萩生田文科相インタビュー 「あらゆる選択を可能に」

萩生田光一文科相は9月25日、記者クラブに加盟するメディア向けのグループインタビューに応じ、奨学金制度の充実や、高等専門学校をはじめとする中学校卒業後の多様な進路の提供に意欲を示した。一方、LGBTへの理解を促す教育については、その必要性を認めながらも、全ての学校で実施することに対しては慎重な姿勢に徹した。

グループインタビューに応じる萩生田文科相

9月11日の大臣就任会見で、同文科相は「多様性のある教育」を掲げ、「一本道ではなく複数の道をつくっていきたい」と抱負を述べた。

グループインタビューで「複数の道」の具体像について聞かれると、「私自身は普通のサラリーマン家庭に育ち政治家になったが、医学の道に進めたかというと、かなり困難だったと思う。学力以前に経済的な環境で医学部に進める人は限りがあり、国公立であっても普通の学部より倍近い費用がかかる。結局、誰でも(希望する)進路を目指すことができる国ではなかった」と説明。

給付型奨学金の拡充などに触れ、「家庭の経済環境にとらわれず、いくらでもチャレンジできる道を、これからどんどん作っていきたい。奨学金制度を充実させて、子供たちがあらゆる選択を可能にする国にしていきたいと思っている」と語った。

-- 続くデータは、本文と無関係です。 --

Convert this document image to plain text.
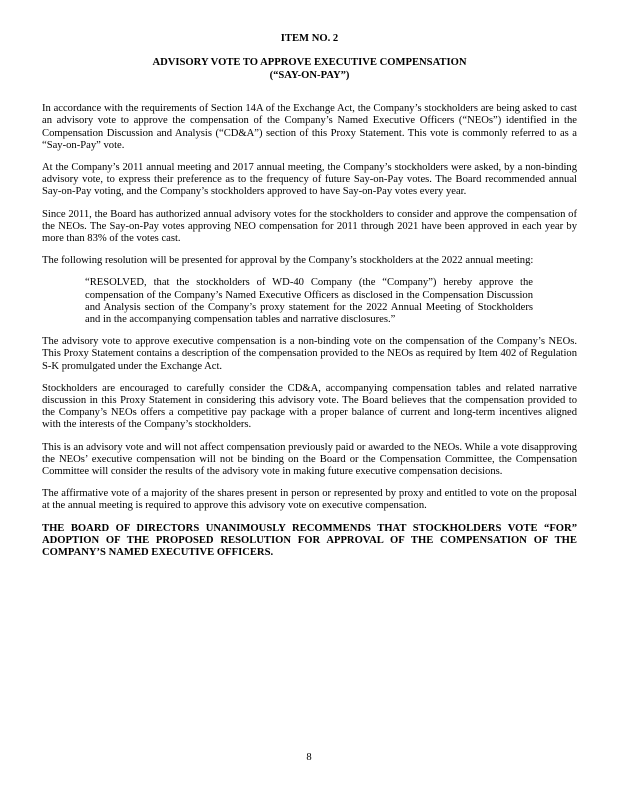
ITEM NO. 2
ADVISORY VOTE TO APPROVE EXECUTIVE COMPENSATION
(“SAY-ON-PAY”)

In accordance with the requirements of Section 14A of the Exchange Act, the Company’s stockholders are being asked to cast an advisory vote to approve the compensation of the Company’s Named Executive Officers (“NEOs”) identified in the Compensation Discussion and Analysis (“CD&A”) section of this Proxy Statement. This vote is commonly referred to as a “Say-on-Pay” vote.

At the Company’s 2011 annual meeting and 2017 annual meeting, the Company’s stockholders were asked, by a non-binding advisory vote, to express their preference as to the frequency of future Say-on-Pay votes. The Board recommended annual Say-on-Pay voting, and the Company’s stockholders approved to have Say-on-Pay votes every year.

Since 2011, the Board has authorized annual advisory votes for the stockholders to consider and approve the compensation of the NEOs. The Say-on-Pay votes approving NEO compensation for 2011 through 2021 have been approved in each year by more than 83% of the votes cast.

The following resolution will be presented for approval by the Company’s stockholders at the 2022 annual meeting:

“RESOLVED, that the stockholders of WD-40 Company (the “Company”) hereby approve the compensation of the Company’s Named Executive Officers as disclosed in the Compensation Discussion and Analysis section of the Company’s proxy statement for the 2022 Annual Meeting of Stockholders and in the accompanying compensation tables and narrative disclosures.”

The advisory vote to approve executive compensation is a non-binding vote on the compensation of the Company’s NEOs. This Proxy Statement contains a description of the compensation provided to the NEOs as required by Item 402 of Regulation S-K promulgated under the Exchange Act.

Stockholders are encouraged to carefully consider the CD&A, accompanying compensation tables and related narrative discussion in this Proxy Statement in considering this advisory vote. The Board believes that the compensation provided to the Company’s NEOs offers a competitive pay package with a proper balance of current and long-term incentives aligned with the interests of the Company’s stockholders.

This is an advisory vote and will not affect compensation previously paid or awarded to the NEOs. While a vote disapproving the NEOs’ executive compensation will not be binding on the Board or the Compensation Committee, the Compensation Committee will consider the results of the advisory vote in making future executive compensation decisions.

The affirmative vote of a majority of the shares present in person or represented by proxy and entitled to vote on the proposal at the annual meeting is required to approve this advisory vote on executive compensation.

THE BOARD OF DIRECTORS UNANIMOUSLY RECOMMENDS THAT STOCKHOLDERS VOTE “FOR” ADOPTION OF THE PROPOSED RESOLUTION FOR APPROVAL OF THE COMPENSATION OF THE COMPANY’S NAMED EXECUTIVE OFFICERS.

8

また、高等専門学校が日本のものづくりを支える人材育成に貢献してきたことを挙げ、「高専に限らず、普通高校に通うのではなく、違う道を歩むことで違う進路を開くことがいくつもあると思っている。(そういう道を)提供していきたい」と強調した。

一方、「多様性のある教育」に関して、LGBTへの理解を促す教育の必要性について問われると、「ジェンダー教育などはかなり進んできたと思う。他方で、いろいろな価値観が世の中にあり、その全てを公教育の段階で子供たちに学んでもらうのは、時期尚早な気がしている。どの発達段階でLGBTへの理解を求めていくことが子供たちにとってふさわしいかは、私も判断できていないし、いろいろな意見がある。教育の中で、ある時期にみんなで学ぶということになれば、指導要領や解説に入れていかなければならない。中教審とも相談しながら、必要性を模索していきたい」と述べるにとどめた。